The world’s largest extra-national Polish population would bid one wita (vee-tatch, for “welcome”), and the splendor of Lake Michigan abutting Lakeshore Drive will dazzle the eye. Like the Purple Line train out to Evanston, Lakeshore curls into the heart of the city like a predator into a herd, but not those herds of individuals who cross the streets of northeast Chicago.

Perhaps those walkers and talkers are searching out a slice of the trademark Chicago-style pizza. Served pan style with tomato sauce above and cheese below, Pizza Hut pales in comparison with this meal-in-itself; here food is able to satisfy an appetite as Guinness-on-tap satisfies a thirst. To one partaking of such a slice while on the Roosevelt Road train platform, satisfaction is never more than a bite away.

While chewing said bite, the diner might notice the pure horizon of Roosevelt Road, uninterrupted by its intersection with State Street. That view continues into profundity like a priceless vinyl long player by The Supremes, throwing out stints of apartment complexes like so many lines of song. Chicago has come to roost in the eye of the observer, containing no less than the epitome of the industrialized city.

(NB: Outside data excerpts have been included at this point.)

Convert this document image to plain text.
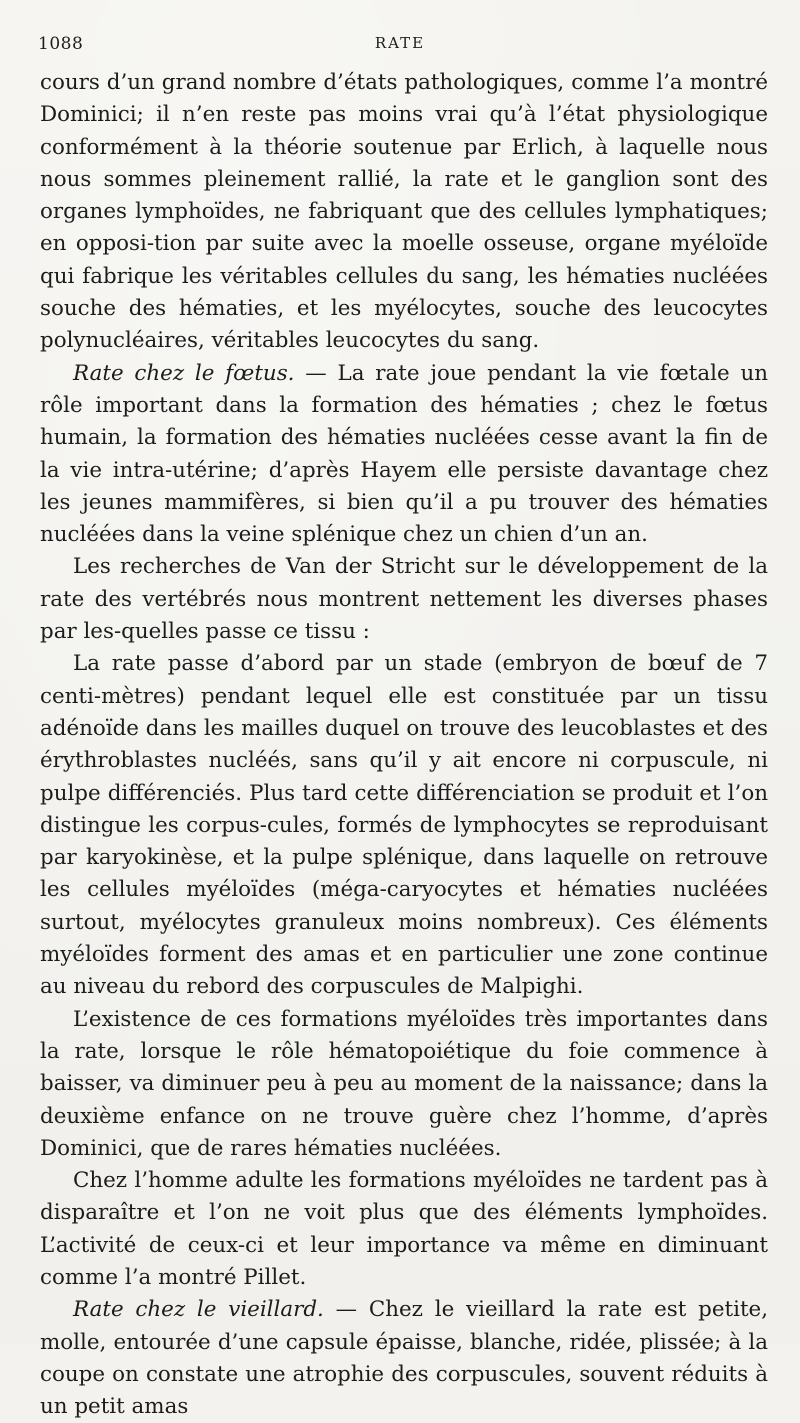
1088	RATE

cours d’un grand nombre d’états pathologiques, comme l’a montré Dominici; il n’en reste pas moins vrai qu’à l’état physiologique conformément à la théorie soutenue par Erlich, à laquelle nous nous sommes pleinement rallié, la rate et le ganglion sont des organes lymphoïdes, ne fabriquant que des cellules lymphatiques; en opposi-tion par suite avec la moelle osseuse, organe myéloïde qui fabrique les véritables cellules du sang, les hématies nucléées souche des hématies, et les myélocytes, souche des leucocytes polynucléaires, véritables leucocytes du sang.

Rate chez le fœtus. — La rate joue pendant la vie fœtale un rôle important dans la formation des hématies ; chez le fœtus humain, la formation des hématies nucléées cesse avant la fin de la vie intra-utérine; d’après Hayem elle persiste davantage chez les jeunes mammifères, si bien qu’il a pu trouver des hématies nucléées dans la veine splénique chez un chien d’un an.

Les recherches de Van der Stricht sur le développement de la rate des vertébrés nous montrent nettement les diverses phases par les-quelles passe ce tissu :

La rate passe d’abord par un stade (embryon de bœuf de 7 centi-mètres) pendant lequel elle est constituée par un tissu adénoïde dans les mailles duquel on trouve des leucoblastes et des érythroblastes nucléés, sans qu’il y ait encore ni corpuscule, ni pulpe différenciés. Plus tard cette différenciation se produit et l’on distingue les corpus-cules, formés de lymphocytes se reproduisant par karyokinèse, et la pulpe splénique, dans laquelle on retrouve les cellules myéloïdes (méga-caryocytes et hématies nucléées surtout, myélocytes granuleux moins nombreux). Ces éléments myéloïdes forment des amas et en particulier une zone continue au niveau du rebord des corpuscules de Malpighi.

L’existence de ces formations myéloïdes très importantes dans la rate, lorsque le rôle hématopoiétique du foie commence à baisser, va diminuer peu à peu au moment de la naissance; dans la deuxième enfance on ne trouve guère chez l’homme, d’après Dominici, que de rares hématies nucléées.

Chez l’homme adulte les formations myéloïdes ne tardent pas à disparaître et l’on ne voit plus que des éléments lymphoïdes. L’activité de ceux-ci et leur importance va même en diminuant comme l’a montré Pillet.

Rate chez le vieillard. — Chez le vieillard la rate est petite, molle, entourée d’une capsule épaisse, blanche, ridée, plissée; à la coupe on constate une atrophie des corpuscules, souvent réduits à un petit amas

So industrialized, even, that its cuisine is appealing to all tastes, with innumerable establishments offering their own take on the traditional gyro (yee-ro, lamb, tomatoes, onions and tzatziki sauce served on pita bread), taco, or noodle delicacy. This variety pulls the eatery-bound toward sentiments of “I love Chicago,” or at least some form of Midwest affection; one might stretch the “big city” archetype to include a visitor-centric Chicago that could warm any traveler.

It would not be far off to label Chicago proper as “fair” toward those visitors. Found while traveling out from either of the major airports, O’Hare or Midway, Chicago Transit Authority route maps are of infinite help to anyone. Public transit — such as it is between downtown and Wicker Park, Oak Park and the South Side, or Bensonhurst and Skokie (via the Yellow Line) — welcomes revelers and families alike; even different elements coexist during the weeklong warm-up to St. Patrick’s Day, as anyone can enjoy a Chicago River that has been dyed green. However, don’t let that reduce the wonder that is a city defined as much by its populace as it is by its architecture.

The city — led by a subtle liberalism — has struck the hearts of young and old; the academic support of University of Illinois-Chicago, Northwestern University, Loyola and the University of Chicago is a draw for students and professors alike. Maybe all those who venture into this academia stop with sensible traveling and become sensible outright — it doesn’t take much to feel the need to move to Chicago; never mind the snow flurries and discomfiting winds that persist through the ides of March.